If 'FALSE' (default), display progress information on screen.

Value

A object of class scl with tree containing the clustering scheme, and xy the original coordinate data of the clustered points. An additional component, tree_rest, enables the tree to be re-cut to a different number of clusters via scl_recluster, rather than calculating clusters anew.

Note

Please refer to the original REDCAP paper ('Regionalization with dynamically constrained agglomerative clustering and partitioning (REDCAP)', by D. Guo (2008), Int.J.Geo.Inf.Sci 22:801-823) for details of the full_order and linkage parameters.
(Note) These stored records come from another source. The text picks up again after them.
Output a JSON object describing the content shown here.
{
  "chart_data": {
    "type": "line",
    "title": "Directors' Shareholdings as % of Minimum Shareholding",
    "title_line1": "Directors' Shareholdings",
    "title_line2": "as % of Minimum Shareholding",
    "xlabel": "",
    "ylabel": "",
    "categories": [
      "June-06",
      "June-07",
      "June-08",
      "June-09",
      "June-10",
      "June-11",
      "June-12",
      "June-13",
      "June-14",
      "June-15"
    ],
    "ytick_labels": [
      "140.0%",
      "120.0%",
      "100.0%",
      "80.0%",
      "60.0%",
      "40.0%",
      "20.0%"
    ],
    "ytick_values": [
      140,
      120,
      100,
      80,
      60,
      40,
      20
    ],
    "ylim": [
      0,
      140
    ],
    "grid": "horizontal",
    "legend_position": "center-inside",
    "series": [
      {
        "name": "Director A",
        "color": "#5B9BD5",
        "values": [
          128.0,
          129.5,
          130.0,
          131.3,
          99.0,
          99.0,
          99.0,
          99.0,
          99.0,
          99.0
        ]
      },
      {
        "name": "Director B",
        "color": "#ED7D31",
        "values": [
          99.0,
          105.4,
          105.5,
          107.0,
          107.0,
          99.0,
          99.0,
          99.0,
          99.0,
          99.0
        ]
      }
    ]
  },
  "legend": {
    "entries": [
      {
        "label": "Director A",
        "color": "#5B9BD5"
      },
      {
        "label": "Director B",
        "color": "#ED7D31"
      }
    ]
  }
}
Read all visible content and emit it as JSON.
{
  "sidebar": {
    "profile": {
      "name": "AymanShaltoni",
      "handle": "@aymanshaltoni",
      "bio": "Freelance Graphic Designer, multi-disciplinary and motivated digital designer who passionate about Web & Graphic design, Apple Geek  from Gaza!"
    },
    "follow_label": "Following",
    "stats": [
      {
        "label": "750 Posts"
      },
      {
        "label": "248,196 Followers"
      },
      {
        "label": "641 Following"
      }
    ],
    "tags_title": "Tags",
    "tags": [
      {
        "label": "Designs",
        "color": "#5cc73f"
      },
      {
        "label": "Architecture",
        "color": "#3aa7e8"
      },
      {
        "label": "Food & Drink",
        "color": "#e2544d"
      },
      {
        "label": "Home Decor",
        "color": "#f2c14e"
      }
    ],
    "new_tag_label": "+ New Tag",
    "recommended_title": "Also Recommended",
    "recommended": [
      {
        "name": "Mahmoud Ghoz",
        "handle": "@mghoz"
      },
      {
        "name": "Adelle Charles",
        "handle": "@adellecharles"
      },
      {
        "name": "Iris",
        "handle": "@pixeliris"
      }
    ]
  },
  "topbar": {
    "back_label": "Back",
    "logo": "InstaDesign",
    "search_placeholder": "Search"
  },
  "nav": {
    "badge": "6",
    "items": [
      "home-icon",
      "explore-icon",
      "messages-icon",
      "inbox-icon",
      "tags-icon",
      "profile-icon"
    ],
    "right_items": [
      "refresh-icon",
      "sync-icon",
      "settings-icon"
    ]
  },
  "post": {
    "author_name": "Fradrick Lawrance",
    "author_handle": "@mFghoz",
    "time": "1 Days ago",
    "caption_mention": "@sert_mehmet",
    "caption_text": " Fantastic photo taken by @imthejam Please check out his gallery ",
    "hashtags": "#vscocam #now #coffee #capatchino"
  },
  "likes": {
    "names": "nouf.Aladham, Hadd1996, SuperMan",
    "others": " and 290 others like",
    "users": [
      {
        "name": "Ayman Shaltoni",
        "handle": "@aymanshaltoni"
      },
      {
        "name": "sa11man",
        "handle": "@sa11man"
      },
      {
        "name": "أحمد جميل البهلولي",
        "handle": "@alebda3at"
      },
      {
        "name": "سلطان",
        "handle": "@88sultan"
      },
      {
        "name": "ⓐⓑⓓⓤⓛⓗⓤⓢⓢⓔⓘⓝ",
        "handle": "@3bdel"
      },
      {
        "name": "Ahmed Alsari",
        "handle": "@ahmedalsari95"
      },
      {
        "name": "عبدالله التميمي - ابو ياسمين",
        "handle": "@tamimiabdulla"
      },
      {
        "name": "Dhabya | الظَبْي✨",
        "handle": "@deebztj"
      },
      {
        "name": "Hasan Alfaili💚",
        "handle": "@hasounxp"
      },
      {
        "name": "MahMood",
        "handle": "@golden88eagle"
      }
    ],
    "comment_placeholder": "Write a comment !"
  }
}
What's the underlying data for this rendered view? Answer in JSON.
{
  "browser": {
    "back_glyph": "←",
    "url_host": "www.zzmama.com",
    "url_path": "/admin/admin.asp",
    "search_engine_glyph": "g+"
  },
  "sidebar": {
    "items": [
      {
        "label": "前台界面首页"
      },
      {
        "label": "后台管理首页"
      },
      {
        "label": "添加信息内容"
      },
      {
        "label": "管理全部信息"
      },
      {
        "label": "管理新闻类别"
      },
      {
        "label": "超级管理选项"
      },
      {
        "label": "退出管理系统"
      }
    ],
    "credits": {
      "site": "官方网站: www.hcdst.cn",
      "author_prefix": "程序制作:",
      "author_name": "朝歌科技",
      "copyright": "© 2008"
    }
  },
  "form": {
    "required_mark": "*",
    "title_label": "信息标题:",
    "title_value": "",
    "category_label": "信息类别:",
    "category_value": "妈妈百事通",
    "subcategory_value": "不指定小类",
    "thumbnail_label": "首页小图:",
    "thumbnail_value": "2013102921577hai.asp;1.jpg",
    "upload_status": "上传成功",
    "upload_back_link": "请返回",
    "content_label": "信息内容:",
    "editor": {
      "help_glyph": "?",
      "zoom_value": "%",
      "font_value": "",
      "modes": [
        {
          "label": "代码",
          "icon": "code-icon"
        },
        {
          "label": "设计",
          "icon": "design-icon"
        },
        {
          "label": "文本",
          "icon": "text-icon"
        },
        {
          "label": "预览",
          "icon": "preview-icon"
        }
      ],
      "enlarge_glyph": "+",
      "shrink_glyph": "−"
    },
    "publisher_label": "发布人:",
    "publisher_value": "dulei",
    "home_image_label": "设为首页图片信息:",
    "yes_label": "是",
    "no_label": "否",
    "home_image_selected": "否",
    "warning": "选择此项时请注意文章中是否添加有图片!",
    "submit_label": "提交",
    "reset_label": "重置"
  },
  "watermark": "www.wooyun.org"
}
This paper clearly demonstrates the general inferiority of spanning trees constructed from first-order relationships. It is therefore strongly recommended that the default full_order = TRUE be used at all times.

See Also

Other clustering_fns: scl_full(), scl_recluster()

Examples

n <- 100
xy <- matrix (runif (2 * n), ncol = 2)
dmat <- matrix (runif (n ^ 2), ncol = n)
scl <- scl_redcap (xy, dmat, ncl = 4)
# Those clusters will by default be constructed by connecting edges with the
# lowest (\code{shortest}) values of \code{dmat}, and will differ from
scl <- scl_redcap (xy, dmat, ncl = 4, shortest = FALSE)
# using 'full_order = FALSE' constructs clusters from first-order
# relationships only; not recommended, but possible nevertheless:
scl <- scl_redcap (xy, dmat, ncl = 4, full_order = FALSE)

spatialcluster.

Description

R port of redcap (Regionalization with dynamically constrained agglomerative clustering and partitioning).